Why do you read fiction?
It’s a legitimate question, and one that really has no right answer. Some people turn to fiction for the adventure, some to connect with people in a way they can’t in real life, some to escape real life. Some read to learn, some read just because they love words and the way those words come together to form a whole book.
Frankly, it’s not really important. If reading fiction makes you happy, you should read it. No matter what genre, topic, or theme.
My stance on this was reinforced the other day when I read a blog post by Swiss-Anglo philosopher Alain de Botton, writing for Penguin’s UK website. The post, titled “Alain de Botton on why romantic novels can make us unlucky in love“, frankly, set my teeth on edge.
Alain de Botton begins by stating we should read fiction because it “it lends us more lives than we have been given”, which is a sentiment I think is really quite lovely. He holds that fiction essentially allows us to live through the lives of others, and learn from their mistakes and decisions, all of which is just fine. However, that is, apparently, where our amicable acquaintance ends. Because, de Botton then goes on to state,
Unfortunately, there are too many bad novels out there – by which one means, novels that do not give us a correct map of love…The narrative arts of the Romantic novel have unwittingly constructed a devilish template of expectations of what relationships are supposed to be like – in the light of which our own love lives often look grievously and deeply unsatisfying. We break up or feel ourselves cursed in significant part because we are exposed to the wrong works of literature.
I honestly can’t begin to tell you how sick I am of other people telling me–or any reader, for that matter–that reading romance novels is bad, or “wrong” for them. As long as romance novels have been popular, there have been people (particularly men, but I’ll leave that be for the moment) banging on about how romance novels will inherently make women unhappy and unfulfilled, because they provide false expectations of reality.
I read a great deal of fantasy and science fiction novels, in addition to romance. I have never heard anyone voice concern that I may be harmed by these books. No one seems worried that I will come to believe that animals can talk, or that I can time travel, or that I can shoot flames from my finger tips. Yet, over and over again, I hear that I am in real danger of thinking romance novels are real.
Let me be really clear about something: Romance readers are, demographically speaking, college aged women with careers. They know very, very well that romance novels are fiction.

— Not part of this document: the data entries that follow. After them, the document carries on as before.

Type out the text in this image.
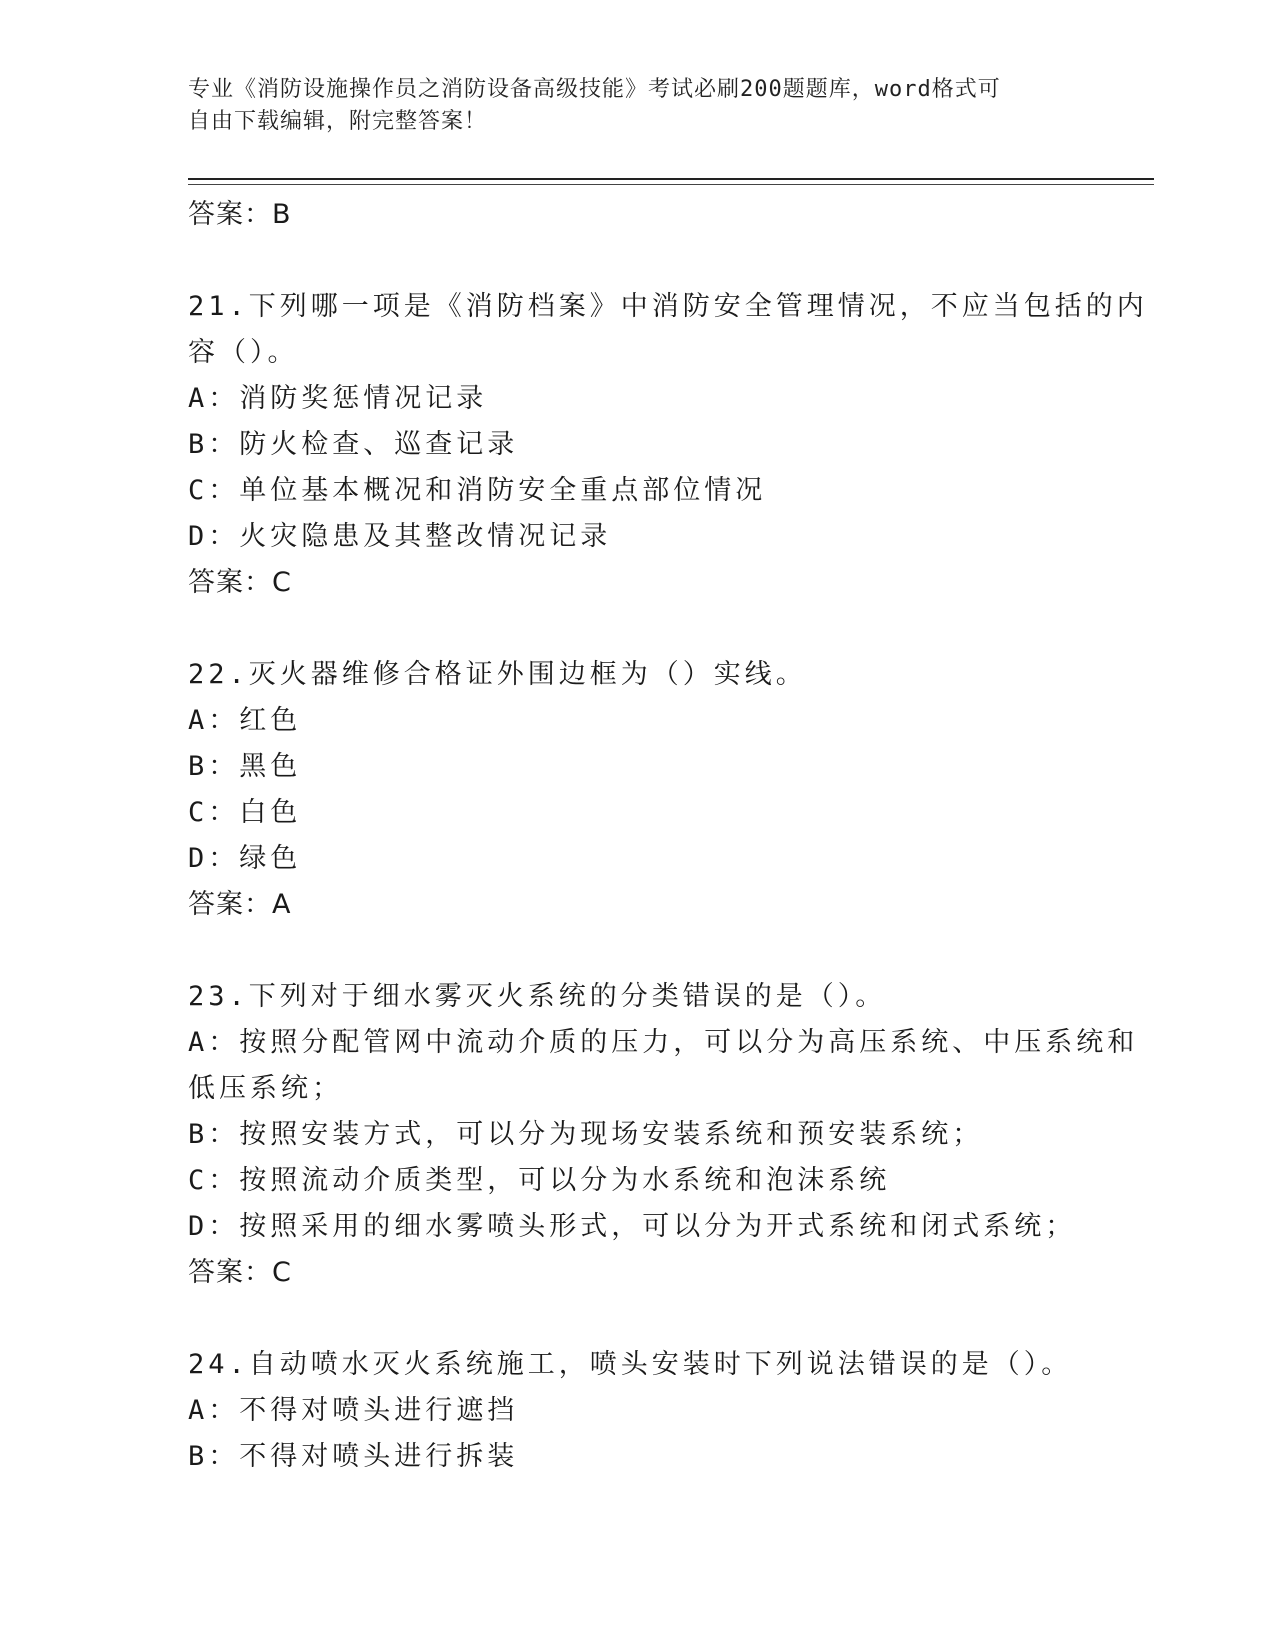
专业《消防设施操作员之消防设备高级技能》考试必刷200题题库，word格式可
自由下载编辑，附完整答案！
答案：B
21.下列哪一项是《消防档案》中消防安全管理情况，不应当包括的内
容（）。
A：消防奖惩情况记录
B：防火检查、巡查记录
C：单位基本概况和消防安全重点部位情况
D：火灾隐患及其整改情况记录
答案：C
22.灭火器维修合格证外围边框为（）实线。
A：红色
B：黑色
C：白色
D：绿色
答案：A
23.下列对于细水雾灭火系统的分类错误的是（）。
A：按照分配管网中流动介质的压力，可以分为高压系统、中压系统和
低压系统；
B：按照安装方式，可以分为现场安装系统和预安装系统；
C：按照流动介质类型，可以分为水系统和泡沫系统
D：按照采用的细水雾喷头形式，可以分为开式系统和闭式系统；
答案：C
24.自动喷水灭火系统施工，喷头安装时下列说法错误的是（）。
A：不得对喷头进行遮挡
B：不得对喷头进行拆装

Now that we have established that fact, let’s also think about the purpose that romance novels do serve. They are escapes. They exist in a world where one doesn’t have to dust, or clean the toilet; where people can excel at interesting jobs; where soul mates are a real, tangible thing. They are guaranteed happy endings. And, as I’ve noted before, they explicitly affirm the heroine’s (and, thus, the reader’s) right to self-affirmation and individual happiness. They teach us that we, as readers and as heroines, are capable of growing, of trusting ourselves, of respecting and loving ourselves. Love is a reward for a journey of self-discovery. The rest of it is frosting. Delicious, sweet, decadent frosting. With glitter.
Yet, according to Alain de Botton, “The Romantic novel is deeply unhelpful. We have learned to judge ourselves by the hopes and expectations fostered by a misleading medium. By its standards, our own relationships are almost all damaged and unsatisfactory. No wonder separation or divorce so often appear to be inevitable.”
By this same rationality, the current state of our environment can be attributed to too many science fiction readers believing that we will soon be moving to a moon colony. Or that our foreign policy is the result of too many thriller readers believing that the Constitution is really a secret code handed down by the Freemasons. Yet no one assumes that readers of science fiction or thrillers are that stupid or shallow. Why, then, is it in anyway fair to think that romance readers have such a tenuous grip on reality?
I’m not sure if Alain de Botton hasn’t read many romances in his life, or doesn’t quite get them. And that is fine. As a very proud Library Person, I can say that he has every right to read, and to enjoy, whatever he likes. If he would rather read more realistic stories about “real life”–whatever that actually is, that is terrific, and does not reflect on him as a worthy or intelligent person at all. What I don’t, and will never, accept, is his assumptions about other romance readers. We, too, have a right to read whatever we want, whenever we want. And no one has the right to call that wrong, or tell us that “we merely need to change our reading matter”.
As long as there have been romance novels, there have been people telling women that there is something wrong with the books, and with them, as well, for wanting to read about a world where their voices and their thoughts and their persons are fundamentally valued and important. That’s not dangerous for anyone, and it certainly shouldn’t be considered unrealistic.
But until we stop judging genres–and their readers, we are not doing justice to the fiction we read, or the empathy that our fiction seeks to instill in us.
So, as we kick off National Library Week, we just wanted to take a minute to reiterate that you and your reading choices are always welcome here, no matter what anyone says.